IŞİD adlı çete örgütü, Şengal’deki Ezidi katliamından sonra 15 Eylül 2014’te Suriye’nin Kobani kentine saldırarak orada yaşayan Kürtleri ve Türkmen, Arap ve Ermenileri katliamdan geçirmek amacıyla Kobani’yi kuşatma altına aldı. Dünya diken üstünde olanı biteni izlerken,  içlerinde dönemin Birleşmiş Milletler (BM) Suriye Özel Temsilcisi Staffan de Mistura’nın da olduğu 92 ülkeden siyasi temsilciler ve halklar doğrudan Türkiye’ye ve vicdan sahibi insanlara Kobani için dayanışma çağrısı yaptılar. Türkiye’de ise Kobani protestoları 25 Eylül’de başladı. Eylül ayının sonlarına doğru kuşatmanın büyüdüğü haberlerini duyan insanlar Ekim aynın başından itibaren Türkiye’nin hemen her ilinde sokağa çıktı, çok sayıda sivil toplum ve insan hakları örgütü basın açıklaması yapmaya başladı. Gelişmeler endişe ile izleniyordu. Endişe içinde katliamı önlemeye çalışan HDP yetkilileri de başta dönemin Başbakanı Ahmet Davutoğlu olmak üzere iktidarın temsilcileriyle çok sayıda diplomatik görüşme gerçekleştirdi. Bu görüşmelerde insani yardım koridoru açılması talep edilen konuların başında geliyordu. 

Diplomatik görüşmeler devam ederken, dönemin PYD Eşbaşkanı Salih Müslim, 3-4 Ekim 2014’te insan yardım koridoru açılması başta olmak üzere gelişmeleri görüşmek üzere Türkiye’ye geldi ancak görüşmelerden bir sonuç çıkmadı.  

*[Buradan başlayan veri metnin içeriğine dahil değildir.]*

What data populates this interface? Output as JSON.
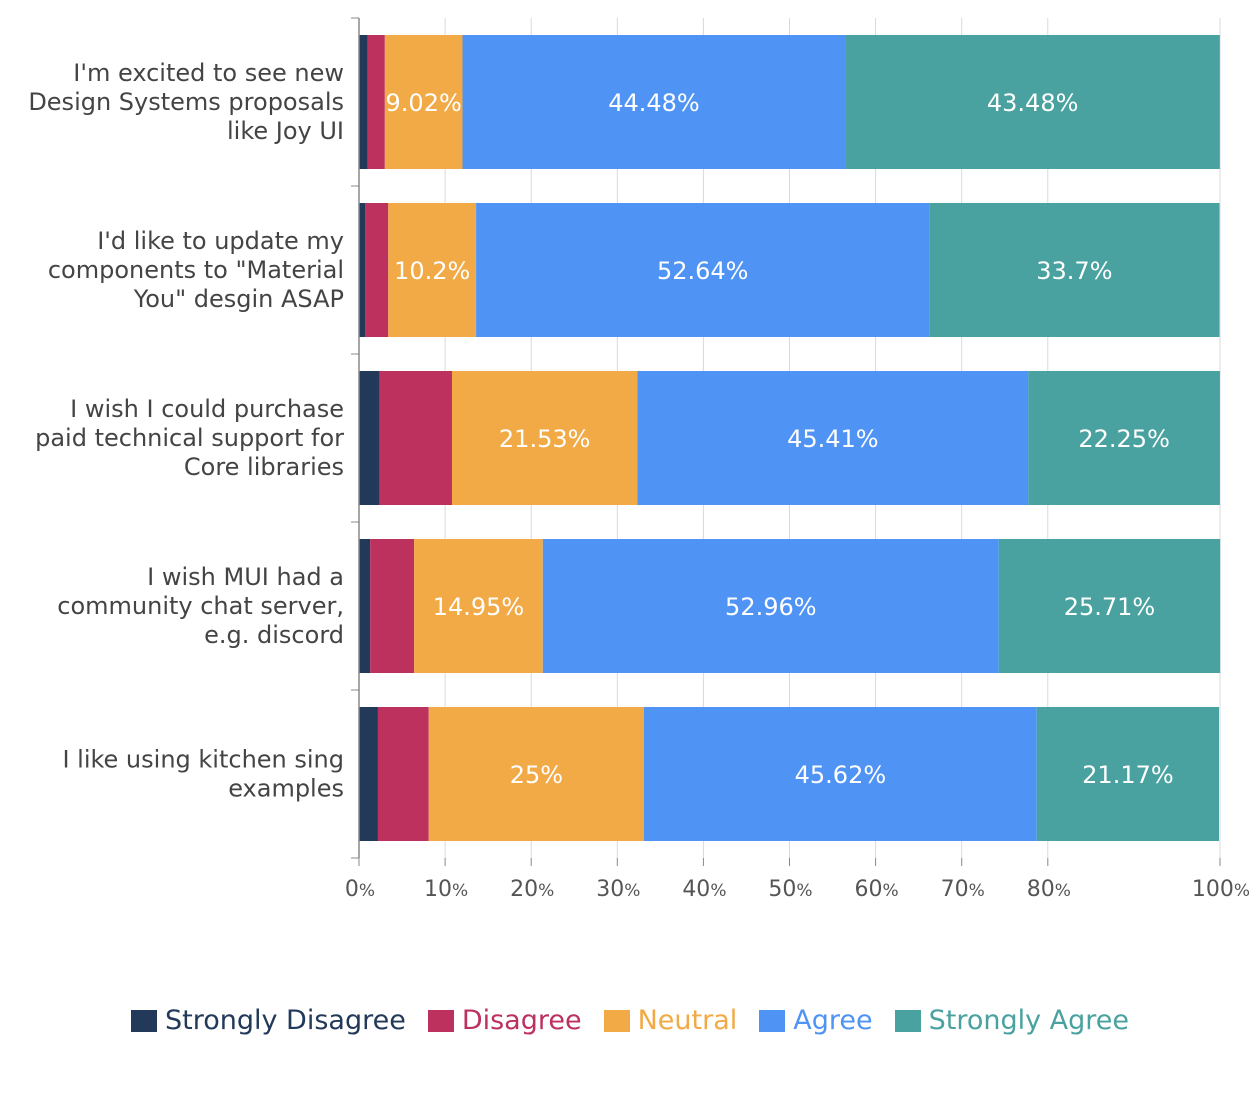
{
  "chart_data": {
    "type": "bar",
    "orientation": "horizontal",
    "stacked": true,
    "categories": [
      "I'm excited to see new Design Systems proposals like Joy UI",
      "I'd like to update my components to \"Material You\" desgin ASAP",
      "I wish I could purchase paid technical support for Core libraries",
      "I wish MUI had a community chat server, e.g. discord",
      "I like using kitchen sing examples"
    ],
    "category_lines": [
      [
        "I'm excited to see new",
        "Design Systems proposals",
        "like Joy UI"
      ],
      [
        "I'd like to update my",
        "components to \"Material",
        "You\" desgin ASAP"
      ],
      [
        "I wish I could purchase",
        "paid technical support for",
        "Core libraries"
      ],
      [
        "I wish MUI had a",
        "community chat server,",
        "e.g. discord"
      ],
      [
        "I like using kitchen sing",
        "examples"
      ]
    ],
    "series": [
      {
        "name": "Strongly Disagree",
        "color": "#22395a",
        "values": [
          1.0,
          0.7,
          2.4,
          1.3,
          2.2
        ],
        "labels": [
          "",
          "",
          "",
          "",
          ""
        ]
      },
      {
        "name": "Disagree",
        "color": "#bc315e",
        "values": [
          2.0,
          2.7,
          8.4,
          5.1,
          5.9
        ],
        "labels": [
          "",
          "",
          "",
          "",
          ""
        ]
      },
      {
        "name": "Neutral",
        "color": "#f2aa47",
        "values": [
          9.02,
          10.2,
          21.53,
          14.95,
          25
        ],
        "labels": [
          "9.02%",
          "10.2%",
          "21.53%",
          "14.95%",
          "25%"
        ]
      },
      {
        "name": "Agree",
        "color": "#4f94f5",
        "values": [
          44.48,
          52.64,
          45.41,
          52.96,
          45.62
        ],
        "labels": [
          "44.48%",
          "52.64%",
          "45.41%",
          "52.96%",
          "45.62%"
        ]
      },
      {
        "name": "Strongly Agree",
        "color": "#49a29f",
        "values": [
          43.48,
          33.7,
          22.25,
          25.71,
          21.17
        ],
        "labels": [
          "43.48%",
          "33.7%",
          "22.25%",
          "25.71%",
          "21.17%"
        ]
      }
    ],
    "xlim": [
      0,
      100
    ],
    "x_ticks": [
      {
        "value": 0,
        "num": "0",
        "unit": "%"
      },
      {
        "value": 10,
        "num": "10",
        "unit": "%"
      },
      {
        "value": 20,
        "num": "20",
        "unit": "%"
      },
      {
        "value": 30,
        "num": "30",
        "unit": "%"
      },
      {
        "value": 40,
        "num": "40",
        "unit": "%"
      },
      {
        "value": 50,
        "num": "50",
        "unit": "%"
      },
      {
        "value": 60,
        "num": "60",
        "unit": "%"
      },
      {
        "value": 70,
        "num": "70",
        "unit": "%"
      },
      {
        "value": 80,
        "num": "80",
        "unit": "%"
      },
      {
        "value": 100,
        "num": "100",
        "unit": "%"
      }
    ],
    "grid": true,
    "legend_position": "bottom"
  }
}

HDP ve AKP yetkilileri arasında gerçekleşen görüşmelerden de sonuç çıkmayınca, HDP; başarılması halinde tarihin göreceği büyük katliamlardan biri olacağı konuşulan Kobani kuşatmasına yönelik Türkiye halklarını demokratik protesto ve dayanışma gösterilerine davet etti. 

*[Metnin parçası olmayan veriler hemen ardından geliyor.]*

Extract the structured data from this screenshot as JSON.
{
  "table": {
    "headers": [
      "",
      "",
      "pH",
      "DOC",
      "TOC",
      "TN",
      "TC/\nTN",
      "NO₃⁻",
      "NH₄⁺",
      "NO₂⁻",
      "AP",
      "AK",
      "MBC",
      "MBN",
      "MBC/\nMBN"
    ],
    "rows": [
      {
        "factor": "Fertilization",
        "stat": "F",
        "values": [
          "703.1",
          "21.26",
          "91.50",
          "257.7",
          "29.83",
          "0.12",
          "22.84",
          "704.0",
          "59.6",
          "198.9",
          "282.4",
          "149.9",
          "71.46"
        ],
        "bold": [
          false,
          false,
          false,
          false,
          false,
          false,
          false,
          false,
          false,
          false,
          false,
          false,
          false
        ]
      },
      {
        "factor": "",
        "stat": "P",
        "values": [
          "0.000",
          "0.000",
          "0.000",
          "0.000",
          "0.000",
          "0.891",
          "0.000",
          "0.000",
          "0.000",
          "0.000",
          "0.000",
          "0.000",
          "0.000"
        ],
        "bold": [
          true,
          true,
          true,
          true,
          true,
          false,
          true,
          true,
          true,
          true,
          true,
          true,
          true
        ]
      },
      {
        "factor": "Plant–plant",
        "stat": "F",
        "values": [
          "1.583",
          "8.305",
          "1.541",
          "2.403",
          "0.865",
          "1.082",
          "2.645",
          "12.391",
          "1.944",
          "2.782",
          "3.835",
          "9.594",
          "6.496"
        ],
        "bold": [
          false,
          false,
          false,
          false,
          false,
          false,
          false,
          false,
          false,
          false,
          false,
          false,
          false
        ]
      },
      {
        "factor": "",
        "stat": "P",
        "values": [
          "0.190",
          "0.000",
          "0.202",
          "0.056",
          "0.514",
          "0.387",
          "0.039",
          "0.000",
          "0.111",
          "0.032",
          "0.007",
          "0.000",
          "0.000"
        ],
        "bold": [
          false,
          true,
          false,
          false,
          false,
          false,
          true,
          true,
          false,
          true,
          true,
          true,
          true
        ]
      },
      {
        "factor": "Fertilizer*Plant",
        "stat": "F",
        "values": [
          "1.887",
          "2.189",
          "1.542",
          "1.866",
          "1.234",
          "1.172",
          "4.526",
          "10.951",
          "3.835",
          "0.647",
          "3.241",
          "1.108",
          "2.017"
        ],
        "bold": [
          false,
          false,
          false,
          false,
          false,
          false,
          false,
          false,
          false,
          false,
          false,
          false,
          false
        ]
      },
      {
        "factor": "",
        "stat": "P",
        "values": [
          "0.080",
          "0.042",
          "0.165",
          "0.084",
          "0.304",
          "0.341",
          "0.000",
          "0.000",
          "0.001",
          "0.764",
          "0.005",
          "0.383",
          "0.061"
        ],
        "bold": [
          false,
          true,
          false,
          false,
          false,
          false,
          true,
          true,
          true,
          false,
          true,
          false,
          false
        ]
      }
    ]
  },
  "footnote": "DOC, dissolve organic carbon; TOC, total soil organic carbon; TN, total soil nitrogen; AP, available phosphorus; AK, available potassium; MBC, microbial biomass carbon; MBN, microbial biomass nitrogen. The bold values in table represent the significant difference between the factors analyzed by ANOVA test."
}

HDP 6 Ekim 2014’te çağrı yaptığında, anayasal hak olan demokratik protestolar çeşitli illerde devam ediyordu ve herhangi bir olumsuz olay yaşanmamıştı. Olaysız protestolar gün boyu gerçekleşti. Ertesi gün, 7 Ekim 2014’de, Cumhurbaşkanı Erdoğan’ın Antep’te yaptığı konuşmada geçen “Kobani düştü, düşüyor” ifadeleri maalesef halkta panik ve korkunun büyümesine neden oldu. O gün Muş Varto’da Kobani’ye insani yardım koridoru açılsın diye yapılan protesto gösterilerinde 25 yaşındaki Hakan Buksur adlı genç Emniyet güçlerinin ateşiyle başından vurularak yaşamını yitirdi. Aynı gün IŞİD’in Miştenur sınır kapısına dayandığı ve saatler içinde büyük bir katliamın kapıda olduğu bilgileri medyaya yansıdı.    

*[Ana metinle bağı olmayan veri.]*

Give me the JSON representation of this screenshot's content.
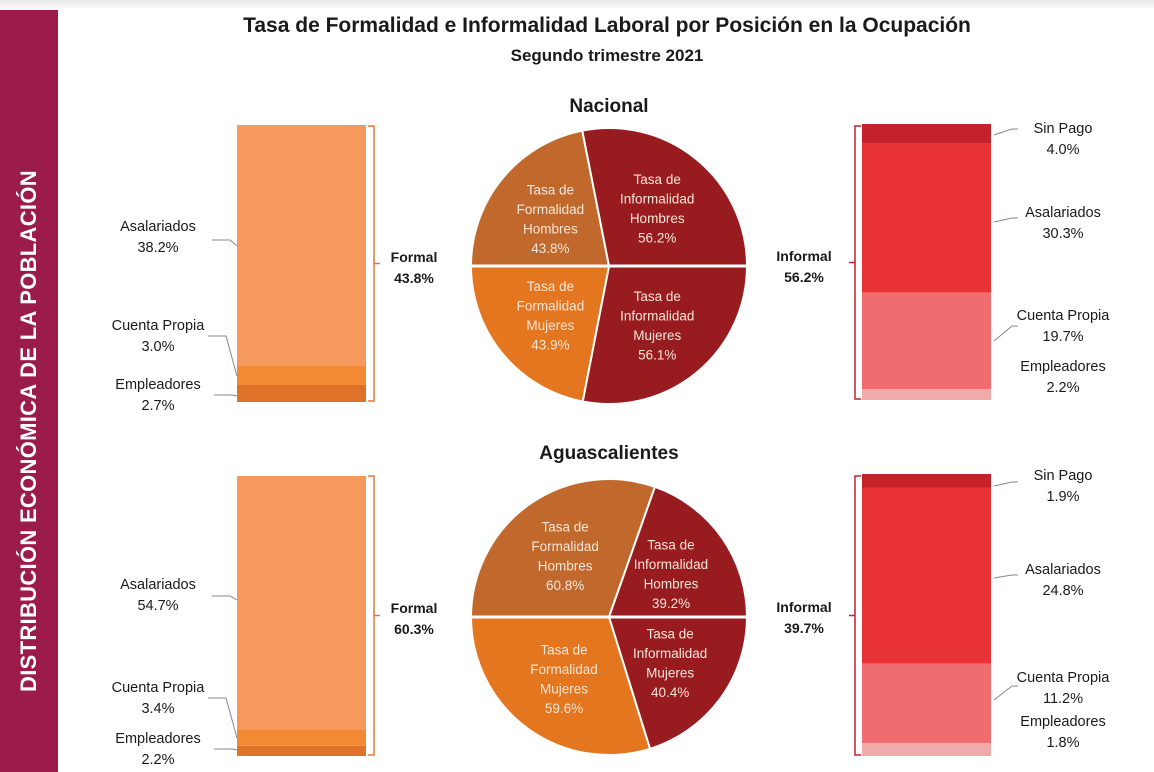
{
  "sidebar": {
    "label": "DISTRIBUCIÓN ECONÓMICA DE LA POBLACIÓN"
  },
  "title": "Tasa de Formalidad e Informalidad Laboral por Posición en la Ocupación",
  "subtitle": "Segundo trimestre 2021",
  "colors": {
    "formal_asalariados": "#f59a5c",
    "formal_cuenta_propia": "#f28a33",
    "formal_empleadores": "#de7228",
    "informal_sin_pago": "#c4222b",
    "informal_asalariados": "#e93236",
    "informal_cuenta_propia": "#ef6d6e",
    "informal_empleadores": "#f1aaaa",
    "pie_formal_hombres": "#c1692c",
    "pie_informal_hombres": "#981b20",
    "pie_formal_mujeres": "#e3761f",
    "pie_informal_mujeres": "#981b20",
    "bracket": "#e07a3a",
    "bracket_informal": "#c4222b"
  },
  "chart_data": [
    {
      "region": "Nacional",
      "formal": {
        "label": "Formal",
        "value_label": "43.8%",
        "total": 43.8,
        "segments": [
          {
            "key": "asalariados",
            "name": "Asalariados",
            "value": 38.2,
            "value_label": "38.2%"
          },
          {
            "key": "cuenta_propia",
            "name": "Cuenta Propia",
            "value": 3.0,
            "value_label": "3.0%"
          },
          {
            "key": "empleadores",
            "name": "Empleadores",
            "value": 2.7,
            "value_label": "2.7%"
          }
        ]
      },
      "informal": {
        "label": "Informal",
        "value_label": "56.2%",
        "total": 56.2,
        "segments": [
          {
            "key": "sin_pago",
            "name": "Sin Pago",
            "value": 4.0,
            "value_label": "4.0%"
          },
          {
            "key": "asalariados",
            "name": "Asalariados",
            "value": 30.3,
            "value_label": "30.3%"
          },
          {
            "key": "cuenta_propia",
            "name": "Cuenta Propia",
            "value": 19.7,
            "value_label": "19.7%"
          },
          {
            "key": "empleadores",
            "name": "Empleadores",
            "value": 2.2,
            "value_label": "2.2%"
          }
        ]
      },
      "pies": {
        "top": [
          {
            "key": "formal_hombres",
            "lines": [
              "Tasa de",
              "Formalidad",
              "Hombres"
            ],
            "value": 43.8,
            "value_label": "43.8%"
          },
          {
            "key": "informal_hombres",
            "lines": [
              "Tasa de",
              "Informalidad",
              "Hombres"
            ],
            "value": 56.2,
            "value_label": "56.2%"
          }
        ],
        "bottom": [
          {
            "key": "formal_mujeres",
            "lines": [
              "Tasa de",
              "Formalidad",
              "Mujeres"
            ],
            "value": 43.9,
            "value_label": "43.9%"
          },
          {
            "key": "informal_mujeres",
            "lines": [
              "Tasa de",
              "Informalidad",
              "Mujeres"
            ],
            "value": 56.1,
            "value_label": "56.1%"
          }
        ]
      }
    },
    {
      "region": "Aguascalientes",
      "formal": {
        "label": "Formal",
        "value_label": "60.3%",
        "total": 60.3,
        "segments": [
          {
            "key": "asalariados",
            "name": "Asalariados",
            "value": 54.7,
            "value_label": "54.7%"
          },
          {
            "key": "cuenta_propia",
            "name": "Cuenta Propia",
            "value": 3.4,
            "value_label": "3.4%"
          },
          {
            "key": "empleadores",
            "name": "Empleadores",
            "value": 2.2,
            "value_label": "2.2%"
          }
        ]
      },
      "informal": {
        "label": "Informal",
        "value_label": "39.7%",
        "total": 39.7,
        "segments": [
          {
            "key": "sin_pago",
            "name": "Sin Pago",
            "value": 1.9,
            "value_label": "1.9%"
          },
          {
            "key": "asalariados",
            "name": "Asalariados",
            "value": 24.8,
            "value_label": "24.8%"
          },
          {
            "key": "cuenta_propia",
            "name": "Cuenta Propia",
            "value": 11.2,
            "value_label": "11.2%"
          },
          {
            "key": "empleadores",
            "name": "Empleadores",
            "value": 1.8,
            "value_label": "1.8%"
          }
        ]
      },
      "pies": {
        "top": [
          {
            "key": "formal_hombres",
            "lines": [
              "Tasa de",
              "Formalidad",
              "Hombres"
            ],
            "value": 60.8,
            "value_label": "60.8%"
          },
          {
            "key": "informal_hombres",
            "lines": [
              "Tasa de",
              "Informalidad",
              "Hombres"
            ],
            "value": 39.2,
            "value_label": "39.2%"
          }
        ],
        "bottom": [
          {
            "key": "formal_mujeres",
            "lines": [
              "Tasa de",
              "Formalidad",
              "Mujeres"
            ],
            "value": 59.6,
            "value_label": "59.6%"
          },
          {
            "key": "informal_mujeres",
            "lines": [
              "Tasa de",
              "Informalidad",
              "Mujeres"
            ],
            "value": 40.4,
            "value_label": "40.4%"
          }
        ]
      }
    }
  ]
}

7 Ekim’de başlayan olaylar devam ederken, dönemin İstanbul Milletvekili Sırrı Süreyya Önder, dönemin İçişleri Bakanı Efkan Ala ile İçişleri Bakanlığı binasında 48 saat boyunca protestoların provokasyonlara dönüşmemesi, provokasyonların yaşandığı yerlerde ise halkın bunlardan uzak durması için yakın mesai içinde birlikte çalıştı. 9 Ekim’de İmralı’dan gelen el yazısı notun hükümet yetkililerince Sırrı Süreyya Önder’e verilmesi ve aynı gün Diyarbakır’da HDP eski Eş Genel Başkanı Demirtaş tarafından okunmasıyla olaylar yavaşlayarak son buldu. HDP bu bağlamda provokasyonların son bulması için elinden gelen çabayı ortaya koydu.   

Türkiye’nin dört bir yanında yaşanan protesto gösterilerinin üzerinden 6 yıl geçmesine rağmen, 43 yurttaşımızın yaşamını yitirdiği, yüzlercesinin yaralandığı olayların üzerindeki sis perdesi henüz kalkmamıştır. Olayları aydınlatmakla yükümlü olan yargı mekanizması maalesef etkin şekilde çalışmamış, kapsamlı ve sonuç alıcı soruşturmalar açılmamıştır. 

Kobani olayları boyunca hayatını kaybeden, işyerleri yağmalanan ve saldırıya uğrayanlar çoğunlukla insani koridor talebiyle demokratik anayasal haklarını kullanıp sokağa çıkan protestocular olmasına rağmen, bu kişiler saldırgan olarak gösterilmiş ve bu olaylar bahane edilerek tüm ülkede anti-demokratik bir iklim oluşturulmuştur. Yaşanan olaylarda kadın ve çocuklar dahil olmak üzere bir çok kişinin öldürülme nedeni açık ve netken, bir çok vaka için herhangi bir soruşturma veya hukuki işlem yapılmamış, bir çok olayın üstü örtülmüştür. 

Böyle olunca, 15 Temmuz'da darbeye kalkışanların, Kobani olayları döneminde de vali, komutan, emniyet müdürü, savcı, hakim olarak görevde bulunan bürokratların o süreçte yaşanan katliam ve provokasyonlarda payları olup olmadığı karanlıkta kalmıştır. 

7 Ekim’de başlayan olayların öncesi ve sonrasının araştırılması, idari ve siyasi sorumluların kamuoyu önünde topluma hesap vermesi ve o süreçte yaşanmış olan karanlık olayların siyasi arka planının açığa çıkarılması, Türkiye’nin demokratik geleceği açısından da önem arz etmektedir. Bu nedenle TBMM çatısı altında bir araştırma komisyonu kurulması elzem hale gelmiştir.